Focal muscle abnormalities, including trigger points (TrP) are frequently detectable in FM patients and may play an important role as pain generators. Using sensitive microdialysis techniques, concentrations of protons, bradykinin, calcitonin gene-related peptide, substance P, TNF-α, IL-1b, serotonin, and norepinephrine have been found to be significantly higher in TrP of myofascial pain patients than normal muscle tissue [70,73]. Recent studies have shown that advanced glycation end products (AGE) may also be relevant for FM pain. AGE can trigger the synthesis of cytokines particularly IL-1b and TNF-α and elevated AGE levels have been detected in interstitial connective tissue of muscles and in serum of FM patients [71]. All these biochemical mediators can sensitize muscle nociceptors and thus indirectly contribute to central sensitization and chronic pain. Because nociceptive input from muscles is very powerful in inducing and maintaining central sensitization [90] FM muscle abnormalities may strongly contribute to pain through important mechanism of pain amplification.
Conclusions
Many different factors seem to contribute to current pain in chronic pain patients and may affect previously healthy individuals' risk for future musculoskeletal pain.

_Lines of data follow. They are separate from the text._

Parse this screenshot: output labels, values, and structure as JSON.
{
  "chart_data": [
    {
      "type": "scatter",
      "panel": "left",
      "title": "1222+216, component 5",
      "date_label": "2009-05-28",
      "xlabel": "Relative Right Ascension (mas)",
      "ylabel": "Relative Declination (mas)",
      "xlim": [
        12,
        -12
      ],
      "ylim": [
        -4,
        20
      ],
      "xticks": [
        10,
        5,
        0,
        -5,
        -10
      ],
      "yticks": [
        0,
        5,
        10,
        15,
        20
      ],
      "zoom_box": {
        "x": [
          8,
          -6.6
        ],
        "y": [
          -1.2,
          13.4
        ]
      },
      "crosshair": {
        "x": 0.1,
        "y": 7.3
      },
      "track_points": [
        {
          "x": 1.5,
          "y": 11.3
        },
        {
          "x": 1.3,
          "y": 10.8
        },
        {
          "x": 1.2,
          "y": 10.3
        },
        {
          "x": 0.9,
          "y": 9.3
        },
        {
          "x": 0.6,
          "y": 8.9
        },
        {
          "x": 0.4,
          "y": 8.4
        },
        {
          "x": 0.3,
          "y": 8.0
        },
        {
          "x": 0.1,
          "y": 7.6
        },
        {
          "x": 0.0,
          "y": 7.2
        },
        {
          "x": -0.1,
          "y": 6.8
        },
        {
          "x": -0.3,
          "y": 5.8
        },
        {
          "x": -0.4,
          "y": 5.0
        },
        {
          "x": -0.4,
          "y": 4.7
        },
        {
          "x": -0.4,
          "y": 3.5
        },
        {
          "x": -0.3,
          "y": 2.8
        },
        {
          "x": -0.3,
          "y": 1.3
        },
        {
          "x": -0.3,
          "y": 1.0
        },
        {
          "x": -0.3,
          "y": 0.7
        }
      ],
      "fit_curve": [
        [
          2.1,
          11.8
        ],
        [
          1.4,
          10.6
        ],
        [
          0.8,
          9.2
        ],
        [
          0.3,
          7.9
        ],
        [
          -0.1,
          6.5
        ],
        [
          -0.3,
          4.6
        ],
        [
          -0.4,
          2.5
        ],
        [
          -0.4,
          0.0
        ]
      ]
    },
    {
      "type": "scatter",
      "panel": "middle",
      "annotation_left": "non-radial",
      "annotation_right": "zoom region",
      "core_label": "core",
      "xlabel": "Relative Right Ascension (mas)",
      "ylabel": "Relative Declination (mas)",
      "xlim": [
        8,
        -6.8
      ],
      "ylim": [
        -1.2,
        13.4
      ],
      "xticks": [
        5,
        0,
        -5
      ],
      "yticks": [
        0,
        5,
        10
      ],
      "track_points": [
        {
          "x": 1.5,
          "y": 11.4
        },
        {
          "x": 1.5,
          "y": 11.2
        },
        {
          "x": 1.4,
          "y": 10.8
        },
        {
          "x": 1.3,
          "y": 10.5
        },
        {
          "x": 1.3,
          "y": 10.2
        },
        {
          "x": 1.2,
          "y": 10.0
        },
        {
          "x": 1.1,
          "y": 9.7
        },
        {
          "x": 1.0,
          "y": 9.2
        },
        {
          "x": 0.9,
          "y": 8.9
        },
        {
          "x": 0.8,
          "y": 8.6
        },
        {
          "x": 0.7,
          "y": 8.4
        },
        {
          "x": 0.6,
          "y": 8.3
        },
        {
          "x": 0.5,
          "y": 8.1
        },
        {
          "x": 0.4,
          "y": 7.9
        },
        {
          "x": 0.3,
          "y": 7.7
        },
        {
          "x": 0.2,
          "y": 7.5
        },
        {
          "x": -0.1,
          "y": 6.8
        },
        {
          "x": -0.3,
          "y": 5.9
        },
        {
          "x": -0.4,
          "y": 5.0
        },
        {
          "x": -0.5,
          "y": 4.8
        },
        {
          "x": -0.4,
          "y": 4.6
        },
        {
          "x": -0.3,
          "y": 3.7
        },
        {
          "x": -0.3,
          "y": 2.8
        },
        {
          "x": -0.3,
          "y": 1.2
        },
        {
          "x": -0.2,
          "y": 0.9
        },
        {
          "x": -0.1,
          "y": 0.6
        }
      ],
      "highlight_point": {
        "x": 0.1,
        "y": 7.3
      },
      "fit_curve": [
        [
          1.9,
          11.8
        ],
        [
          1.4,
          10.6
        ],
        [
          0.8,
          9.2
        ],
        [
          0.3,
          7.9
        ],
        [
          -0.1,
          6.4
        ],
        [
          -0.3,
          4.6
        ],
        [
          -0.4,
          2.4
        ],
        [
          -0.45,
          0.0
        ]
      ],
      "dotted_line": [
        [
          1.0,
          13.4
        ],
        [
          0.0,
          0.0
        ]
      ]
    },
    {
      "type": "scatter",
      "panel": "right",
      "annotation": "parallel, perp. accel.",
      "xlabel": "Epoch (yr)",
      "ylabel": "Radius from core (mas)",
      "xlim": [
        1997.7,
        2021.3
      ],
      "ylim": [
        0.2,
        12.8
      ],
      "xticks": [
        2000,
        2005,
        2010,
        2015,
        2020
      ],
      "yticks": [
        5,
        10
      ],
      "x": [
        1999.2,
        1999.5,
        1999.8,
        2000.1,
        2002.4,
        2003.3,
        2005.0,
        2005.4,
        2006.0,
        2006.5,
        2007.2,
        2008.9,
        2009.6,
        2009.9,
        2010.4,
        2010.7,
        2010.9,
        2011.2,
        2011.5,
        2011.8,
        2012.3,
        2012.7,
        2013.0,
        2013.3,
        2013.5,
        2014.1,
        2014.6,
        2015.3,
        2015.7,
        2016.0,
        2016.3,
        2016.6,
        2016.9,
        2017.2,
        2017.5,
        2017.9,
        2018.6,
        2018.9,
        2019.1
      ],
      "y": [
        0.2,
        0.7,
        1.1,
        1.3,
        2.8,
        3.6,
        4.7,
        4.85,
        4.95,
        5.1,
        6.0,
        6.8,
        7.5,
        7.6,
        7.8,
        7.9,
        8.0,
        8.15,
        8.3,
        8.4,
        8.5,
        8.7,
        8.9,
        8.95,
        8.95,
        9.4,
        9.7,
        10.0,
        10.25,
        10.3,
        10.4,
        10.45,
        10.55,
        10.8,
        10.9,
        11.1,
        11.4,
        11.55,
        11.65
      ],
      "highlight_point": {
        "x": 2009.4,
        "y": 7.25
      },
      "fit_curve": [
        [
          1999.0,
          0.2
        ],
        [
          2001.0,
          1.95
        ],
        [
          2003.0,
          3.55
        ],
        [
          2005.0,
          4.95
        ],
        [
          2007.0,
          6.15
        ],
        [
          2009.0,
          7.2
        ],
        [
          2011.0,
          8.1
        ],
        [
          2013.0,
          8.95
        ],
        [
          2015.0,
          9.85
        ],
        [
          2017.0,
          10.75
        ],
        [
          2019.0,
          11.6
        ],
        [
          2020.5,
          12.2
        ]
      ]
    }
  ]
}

These factors include individual variability of pain-facilitatory and analgesic mechanisms, like temporal summation and analgesia from counter-irritation (DNIC). Such individual differences in pain sensitivity/modulation can be readily assessed in the laboratory and could be used as sensitive biomarkers of current pain sensitivity as well as risk factors for future chronic pain. What specific abnormalities, however, are critical for maintenance of the chronic pain state is unclear at this time. They most likely include a host of psychological and physical stressors. There is accumulating evidence for genetic risk factors for chronic pain, specifically COMT and GTP cyclohydrolase-1 polymorphisms, which may interfere with pain modulation in chronic pain patients, including FM sufferers. Because the effectiveness of treatments for chronic musculoskeletal pain is limited at this time, emphasis should be placed on prevention and/or modification of risk factors that may result in worsening of current pain as well as occurrence of future chronic pain disorders. Specifically, highly pain-sensitive individuals should be identified, evaluated, and counseled about risk modifications for future chronic pain. Psychophysical test methods, including WU and DNIC play an increasingly important role in the assessment of chronic pain patients and may become useful biomarkers for individual pain sensitivity and ability to modulate pain.